A new development in the last year has been the introduction of an unexpected additional relief – a new lower rate of inheritance tax where a testator gives 10% (or more) of their net estate to charity. In this event, not only is this gift to charity itself free of inheritance tax (which has always been the case), but in addition a 10% discount is applied to the usual 40% rate of inheritance tax, so that the estate pays tax at an effective rate of 36%, meaning more goes to charity and less goes to the Revenue. Although the concept sounds simple, the legal mechanics of implementing it are not and the legislation introduces a whole raft of new taxation terminology including: the “general” “settled property” and “survivorship” components, the “baseline amount” and the “option to merge components”. New clauses are now available for inclusion in Wills, but for many, a discretionary Will may still be the most effective approach, as it allows the Executors to take into account different factors including the legal position at the time of the deceased’s death.

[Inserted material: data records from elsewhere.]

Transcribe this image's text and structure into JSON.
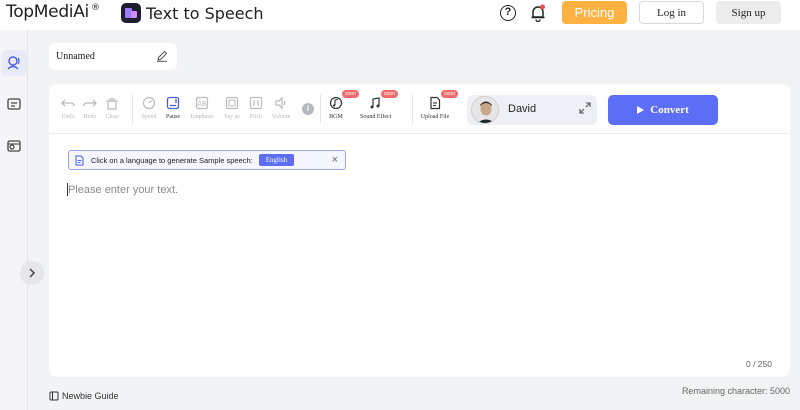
{
  "header": {
    "logo": "TopMediAi",
    "logo_mark": "®",
    "app_title": "Text to Speech",
    "pricing_label": "Pricing",
    "login_label": "Log in",
    "signup_label": "Sign up"
  },
  "sidebar": {
    "items": [
      {
        "name": "speech-icon",
        "active": true
      },
      {
        "name": "document-icon",
        "active": false
      },
      {
        "name": "media-icon",
        "active": false
      }
    ]
  },
  "document": {
    "name": "Unnamed"
  },
  "toolbar": {
    "undo": "Undo",
    "redo": "Redo",
    "clear": "Clear",
    "speed": "Speed",
    "pause": "Pause",
    "emphasis": "Emphasis",
    "say_as": "Say as",
    "pitch": "Pitch",
    "volume": "Volume",
    "bgm": "BGM",
    "sound_effect": "Sound Effect",
    "upload_file": "Upload File",
    "soon": "soon"
  },
  "voice": {
    "name": "David"
  },
  "convert_label": "Convert",
  "hint": {
    "text": "Click on a language to generate Sample speech:",
    "language": "English",
    "close": "×"
  },
  "editor": {
    "placeholder": "Please enter your text.",
    "count": "0 / 250"
  },
  "footer": {
    "newbie_guide": "Newbie Guide",
    "remaining": "Remaining character: 5000"
  },
  "colors": {
    "accent": "#5b6ef5",
    "pricing": "#ffb142",
    "soon_badge": "#f26b6b"
  }
}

So, where now for charity tax relief? For a number of years, practitioners have been hoping that the trend of positive developments in promoting a more sophisticated set of tax reliefs would give momentum to a new initiative to incentivise lifetime giving as well, through the proposed introduction of Lifetime Legacies – a form of split interest trust, much used in the United States since the late 1960s. The US rules allow a donor to make an irrevocable gift to a charity during their lifetime, of shares, property or cash, while retaining the benefit of the income or use of the gift for the rest of their life – in the US this is referred to as a “charitable remainder trust”. The donor can make deductions against income and capital gains tax at the time of the gift and its value is not counted as part of their estate for the purposes of US estate tax.
This means the charity receives a clear and irrevocable commitment from the donor (which does not apply in the case of legacies, as a Will can be changed at any time) and the charity can also acknowledge the future gift at the time it is made, giving the donor recognition and involvement during their lifetime. At a time when pension provision is looking increasingly insecure, there could be a further advantage to lifetime legacies as an alternative to outright giving during lifetime, as this will allow donors to protect their future financial needs for the rest of their own lives, through a retained interest or income, while still making an irrevocable commitment to charity.

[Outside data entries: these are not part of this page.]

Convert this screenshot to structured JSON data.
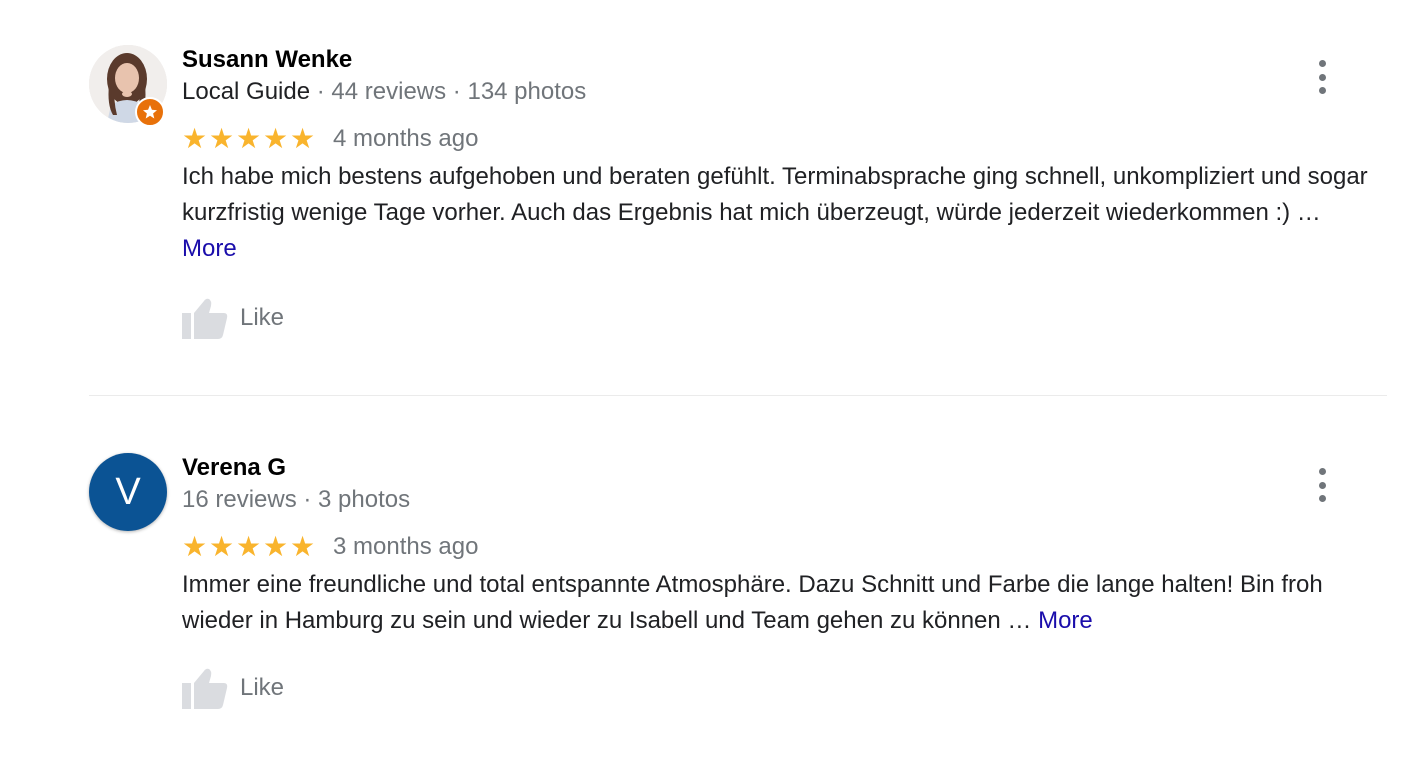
{
  "reviews": [
    {
      "author": "Susann Wenke",
      "guide_label": "Local Guide",
      "stats": " · 44 reviews · 134 photos",
      "rating": 5,
      "stars": "★★★★★",
      "time": "4 months ago",
      "text": "Ich habe mich bestens aufgehoben und beraten gefühlt. Terminabsprache ging schnell, unkompliziert und sogar kurzfristig wenige Tage vorher. Auch das Ergebnis hat mich überzeugt, würde jederzeit wiederkommen :) …",
      "more_label": "More",
      "like_label": "Like",
      "avatar_type": "photo",
      "badge_icon": "local-guide-star-icon"
    },
    {
      "author": "Verena G",
      "stats": "16 reviews · 3 photos",
      "rating": 5,
      "stars": "★★★★★",
      "time": "3 months ago",
      "text": "Immer eine freundliche und total entspannte Atmosphäre. Dazu Schnitt und Farbe die lange halten! Bin froh wieder in Hamburg zu sein und wieder zu Isabell und Team gehen zu können …",
      "more_label": "More",
      "like_label": "Like",
      "avatar_type": "letter",
      "avatar_letter": "V"
    }
  ],
  "colors": {
    "star": "#f9b42d",
    "link": "#1a0dab",
    "muted": "#70757a",
    "avatar_bg": "#0b5394",
    "guide_badge": "#e8710a"
  }
}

The government has not yet indicated that it is in favour of the introduction of lifetime legacies, and unfortunately progress appears to have stalled at present, with one cabinet member citing lack of evidence that it would successfully increase charitable giving. The recent press coverage on perceived abuse of charity tax reliefs will not have helped the case for reform either. However, mounting support for the campaign from major charities and professionals will hopefully mean that it won’t be too long before there are more comprehensive options for charitable giving.
It is hoped that the Government’s attempt to limit charity tax reliefs in March 2012 was just an aberration and that the trend towards allowing charities to help address the social results of the economic mire will resume.